There was the important moment when his son had first sat on a pony and …
For a moment the clattering came to him as the bridle and shoes of the nippy little beast he had bought for his son, but it was the door being unlocked and opened. Simon sat up a little, shaded his eyes from the torch.
They had a penitent’s shirt for him, painted with lurid scenes of Calvary and martyrdom and hell, which frightened him. Would they burn him after all? They had him put it on over the hairshirt and then chained him and hustled him along black passageways, then into blinding sunlight that made his eyes run with tears after so long in the dark.

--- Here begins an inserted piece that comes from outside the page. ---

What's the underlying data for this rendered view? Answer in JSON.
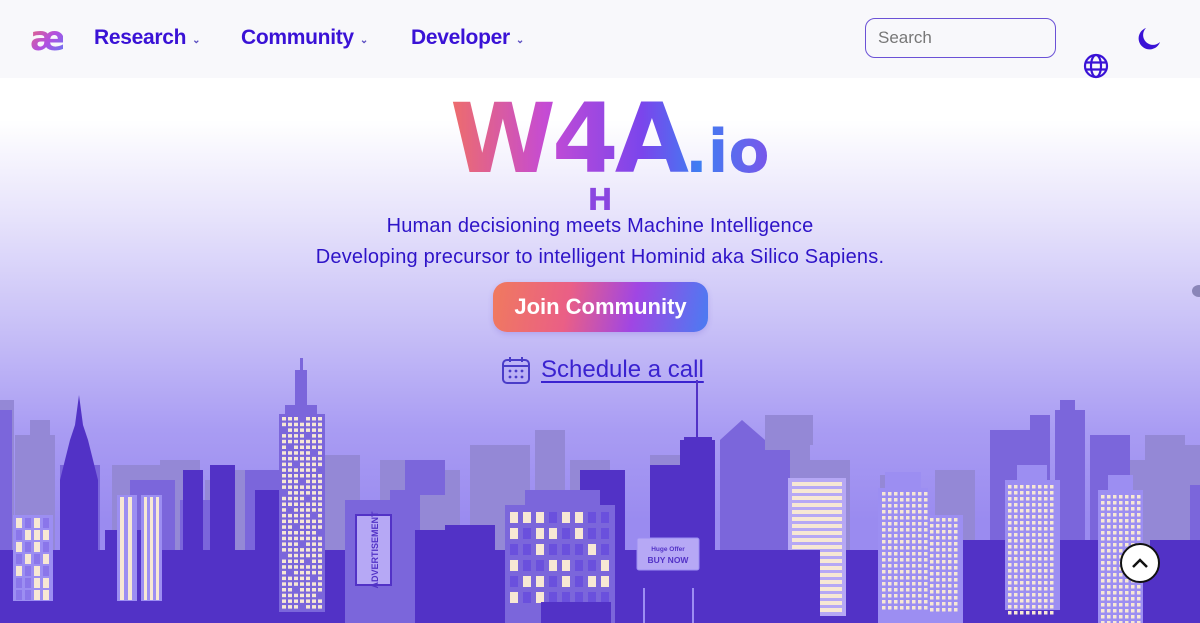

He had no idea where they were going because he couldn’t see, but at last they came to a large, cool, marble building. He was ordered to sit on a marble bench and sat examining the complex Moorish patterns in the inlay on the walls, watching as black-robed priests and friars and lawyers and their serving men hustled to and fro. From the Hapsburg crest on the wall, he thought the Holy Office had referred him to the secular arm; this was a judicial building, at a quiet time. It was almost pleasant to sit and watch them, listening to his belly growling, watching his toes twiddle in the sandals they had given him. If he sat very still, the hairshirt didn’t itch as much. At last there were orders and the clashing of halberds. He was hustled into a tall stately room where a weary-looking man in a judge’s robes sat behind a high desk. Señor Pasquale stood behind another desk, his face drawn and pale.